LE TEMPS AURAIT PU, AURAIT DU ETRE UN ALLIE.

Un combat qui trouve ses racines au plus profond de la désillusion, nourri au terreau de la perte de confiance en la parole politique, de la défiance vis-à-vis des « élites » qui nous gouvernent et à qui on reproche souvent d'être coupées de la réalité du terrain et de méconnaître la réalité de la vie quotidienne de leur peuple. Leurs paroles, leurs décisions apparaissent bien souvent comme méprisantes, coercitives voire même inhumaines. Et la stratégie aujourd'hui affichée d'Emmanuel Macron d'opposer deux France, celle qui se vaccine et celle qui ne veut pas, a pour effet délétère et dévastateur d'attiser les braises d'un feu qui couvait déjà. Des médecins, des politiques le disent : il aurait fallu préparer les esprits en amont, communiquer bien avant sur les bénéfices du pass sanitaire, expliquer avec patience et diplomatie que pour des raisons évidentes de santé publique, il deviendrait à coup sûr incontournable. Le temps aurait pu, aurait dû être un allié. Le passage en force quand à lui aurait pu, aurait dû être évité : il n'était ni nécessaire, ni souhaitable car il court le risque d'être sinon improductif, du moins totalement impopulaire auprès de cette frange de la population qui aurait pourtant bien besoin de se réconcilier avec ses instances dirigeantes. Et ce, avant qu'elle ne soit irrémédiablement séduite par les populistes de tous poils qui sévissent aujourd'hui. Un chef d’État a des prérogatives mais aussi des devoirs et pour n'en citer qu'un : celui d’œuvrer pour unir autour de lui les forces vives de la nation. Il se doit de faire son possible pour rassembler, réconcilier et fédérer le peuple autour d'un projet commun qui le soude, qui l'unisse et le rende fier d'appartenir à la communauté nationale.

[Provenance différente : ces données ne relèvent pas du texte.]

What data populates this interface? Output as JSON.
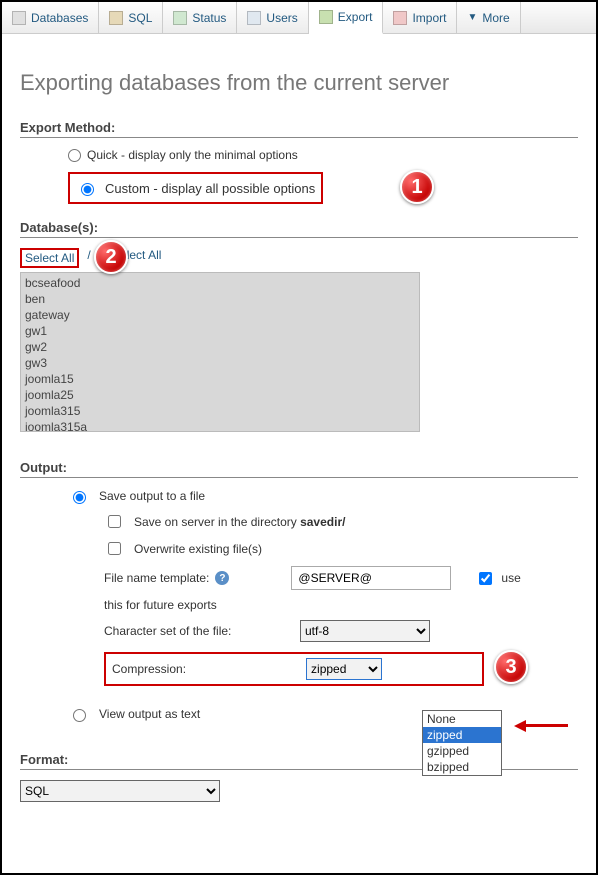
{
  "tabs": {
    "databases": "Databases",
    "sql": "SQL",
    "status": "Status",
    "users": "Users",
    "export": "Export",
    "import": "Import",
    "more": "More"
  },
  "page_title": "Exporting databases from the current server",
  "sections": {
    "export_method": "Export Method:",
    "databases": "Database(s):",
    "output": "Output:",
    "format": "Format:"
  },
  "method": {
    "quick": "Quick - display only the minimal options",
    "custom": "Custom - display all possible options"
  },
  "db": {
    "select_all": "Select All",
    "unselect_all": "Unselect All",
    "items": [
      "bcseafood",
      "ben",
      "gateway",
      "gw1",
      "gw2",
      "gw3",
      "joomla15",
      "joomla25",
      "joomla315",
      "joomla315a"
    ]
  },
  "output": {
    "save_to_file": "Save output to a file",
    "save_on_server_pre": "Save on server in the directory ",
    "save_on_server_dir": "savedir/",
    "overwrite": "Overwrite existing file(s)",
    "filename_tpl": "File name template:",
    "filename_value": "@SERVER@",
    "use": "use",
    "future": "this for future exports",
    "charset": "Character set of the file:",
    "charset_value": "utf-8",
    "compression": "Compression:",
    "compression_value": "zipped",
    "compression_options": [
      "None",
      "zipped",
      "gzipped",
      "bzipped"
    ],
    "view_as_text": "View output as text"
  },
  "format": {
    "value": "SQL"
  },
  "badges": {
    "one": "1",
    "two": "2",
    "three": "3"
  }
}
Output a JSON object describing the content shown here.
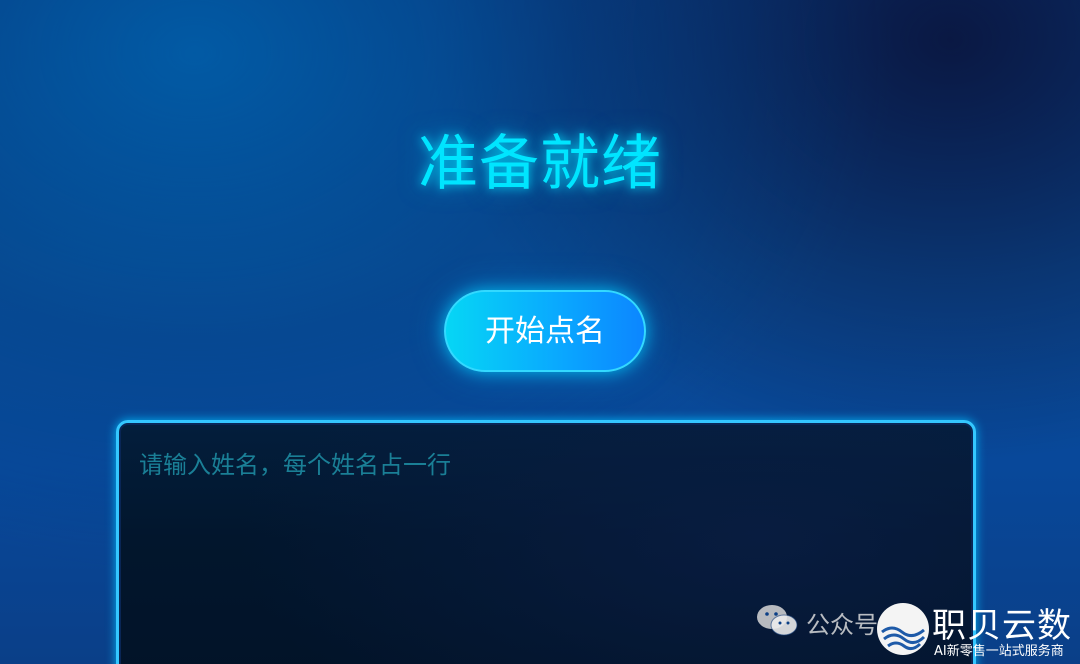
{
  "status": {
    "title": "准备就绪"
  },
  "actions": {
    "start_label": "开始点名"
  },
  "names_input": {
    "placeholder": "请输入姓名，每个姓名占一行",
    "value": ""
  },
  "watermark": {
    "label": "公众号",
    "icon": "wechat-icon",
    "brand_name": "职贝云数",
    "tagline": "AI新零售一站式服务商"
  },
  "colors": {
    "accent": "#00e5ff",
    "button": "#0aa6ff",
    "border": "#34c7ff",
    "background": "#0a4a93"
  }
}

Stigmatiser, exclure n'est pas la solution au problème de la pandémie et peut s’avérer terriblement dangereux en cela qu'il divise et nourrit les rancœurs et les révoltes. Remettre de l'humain au cœur des politiques nationales redevient plus que jamais une nécessité, le moyen vertueux de peut-être enfin renouer avec ces valeurs qui ont fait la renommée de notre beau pays et qui s'appellent fraternité, tolérance, respect de la dignité humaine, tout en encourageant chez nos jeunes le développement d'un esprit critique éclairé. Pour redevenir un jour la Patrie des Lumières, une nation dont les valeurs humanistes seront un phare dans la tempête, valeurs qui nous obligeront non pas dans la contrainte mais dans la fierté partagée d'appartenir à une grande nation.